In Aphrodite’s Island, this week’s Times Higher Education Book of the Week, Anne Salmond chronicles the first European voyages to Tahiti, and the ways in which European and Tahitian mythologies intertwined during these encounters.
Among the stories she recounts is that of Captain James Cook, who became a symbolic figure in both English and Tahitian lore. In 1776, Captain Cook embarked on his ship, the Resolution, on a third expedition to the Pacific, accompanied by the ship Discovery. Also on the ship was Ma’i, a young man from the Society Islands who had joined Cook’s ship Adventure on a previous voyage and spent time in England. After exploring islands in the South Pacific, Cook dropped Ma’i off in the Society Islands and then continued north to search for the fabled Northwest Passage. Salmond’s detailed account of their time in the South Pacific illuminates the intersections of culture and mythology as they unfolded through interpersonal encounters, day to day activities, rituals, meals, and exchanges.

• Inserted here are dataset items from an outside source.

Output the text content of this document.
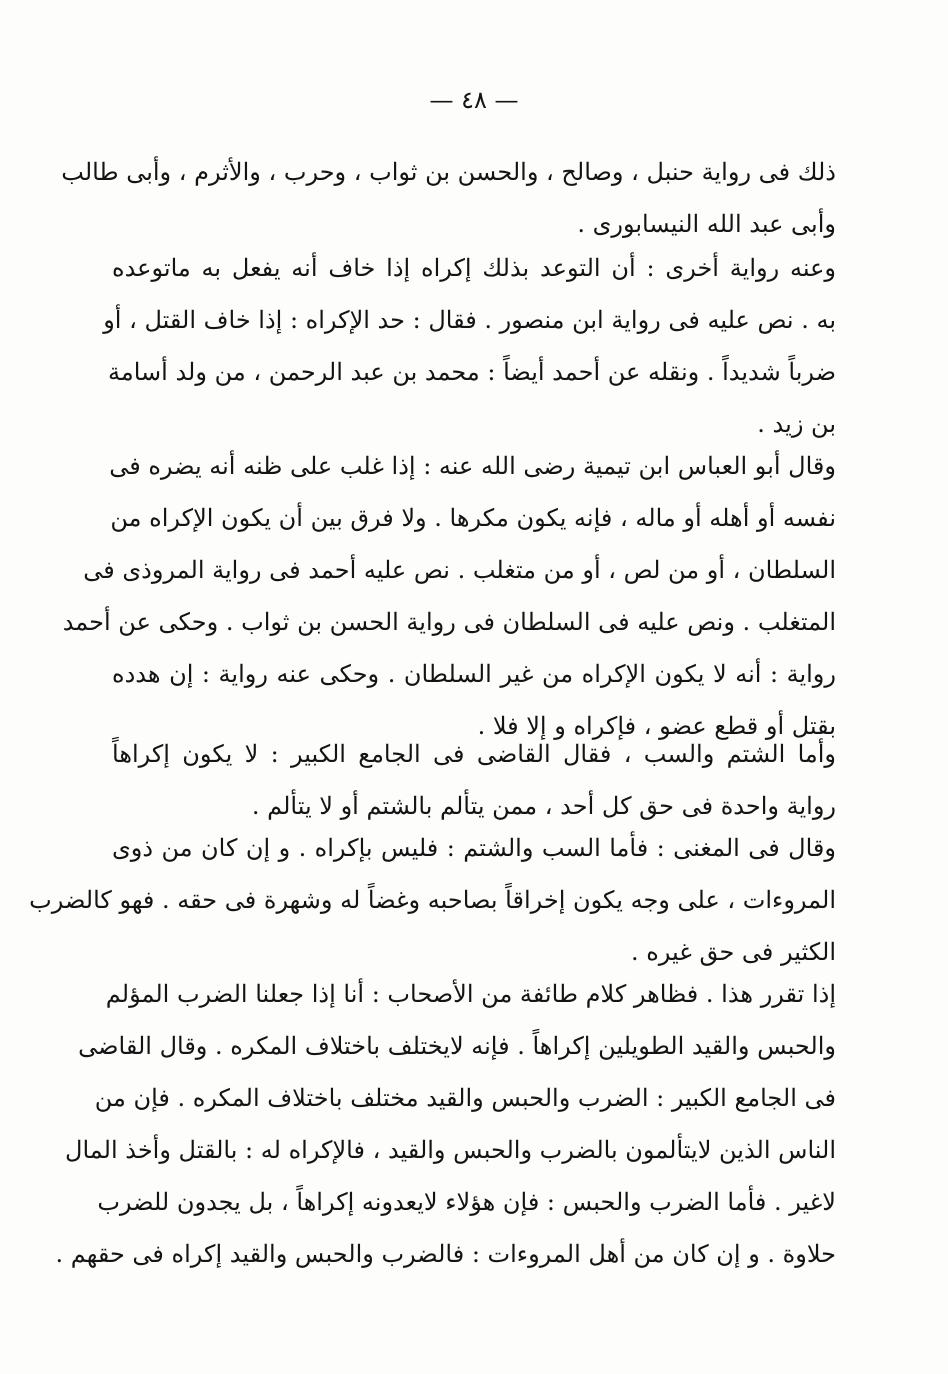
— ٤٨ —
ذلك فى رواية حنبل ، وصالح ، والحسن بن ثواب ، وحرب ، والأثرم ، وأبى طالب
وأبى عبد الله النيسابورى .
وعنه رواية أخرى : أن التوعد بذلك إكراه إذا خاف أنه يفعل به ماتوعده
به . نص عليه فى رواية ابن منصور . فقال : حد الإكراه : إذا خاف القتل ، أو
ضرباً شديداً . ونقله عن أحمد أيضاً : محمد بن عبد الرحمن ، من ولد أسامة
بن زيد .
وقال أبو العباس ابن تيمية رضى الله عنه : إذا غلب على ظنه أنه يضره فى
نفسه أو أهله أو ماله ، فإنه يكون مكرها . ولا فرق بين أن يكون الإكراه من
السلطان ، أو من لص ، أو من متغلب . نص عليه أحمد فى رواية المروذى فى
المتغلب . ونص عليه فى السلطان فى رواية الحسن بن ثواب . وحكى عن أحمد
رواية : أنه لا يكون الإكراه من غير السلطان . وحكى عنه رواية : إن هدده
بقتل أو قطع عضو ، فإكراه و إلا فلا .
وأما الشتم والسب ، فقال القاضى فى الجامع الكبير : لا يكون إكراهاً
رواية واحدة فى حق كل أحد ، ممن يتألم بالشتم أو لا يتألم .
وقال فى المغنى : فأما السب والشتم : فليس بإكراه . و إن كان من ذوى
المروءات ، على وجه يكون إخراقاً بصاحبه وغضاً له وشهرة فى حقه . فهو كالضرب
الكثير فى حق غيره .
إذا تقرر هذا . فظاهر كلام طائفة من الأصحاب : أنا إذا جعلنا الضرب المؤلم
والحبس والقيد الطويلين إكراهاً . فإنه لايختلف باختلاف المكره . وقال القاضى
فى الجامع الكبير : الضرب والحبس والقيد مختلف باختلاف المكره . فإن من
الناس الذين لايتألمون بالضرب والحبس والقيد ، فالإكراه له : بالقتل وأخذ المال
لاغير . فأما الضرب والحبس : فإن هؤلاء لايعدونه إكراهاً ، بل يجدون للضرب
حلاوة . و إن كان من أهل المروءات : فالضرب والحبس والقيد إكراه فى حقهم .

Meanwhile, as Glyn Williams chronicles in Arctic Labyrinth, Britain sent ships to Baffin Bay to scour for the eastern entrance to the passage, but all were assailed by ice and turned back. Cook’s Resolution and Discovery sailed along America’s northwest coast, following the siren call of an unreliable map and the 20,000-pound reward promised to the first explorer to find the passage. They sailed north past Vancouver and Alaska and through Bering Strait with high hopes, only to be disappointed by the sudden rise of ice like a mountain out of the polar sea, and the frozen expanse that blocked all further progress and threatened to crush the ships. They turned back, with plans to return the following summer. Cook did not have the chance: he was killed that winter in Hawaii, and though his crews continued the voyage, they were again repelled by ice. “The Northwest Passage had not been found, and Captain Cook was dead”, Glyn writes.
Salmond describes how after his death, Cook became a mythic figure both in England, as a hero-explorer, and in Tahiti, as “Cook, the high chief of Tahiti”. She writes in Aphrodite’s Island: “Whereas in England, a portrait of Cook held up by Britannia had featured in the pantomime about Ma’i, illustrating the apotheosis of this British explorer, in Tahiti, Webber’s portrait was held up during a ritual that activated the generative power of the gods, ensuring the fertility of the island…celebrating imperial and Christian power on the one hand, and the procreative power of the cosmos on the other.”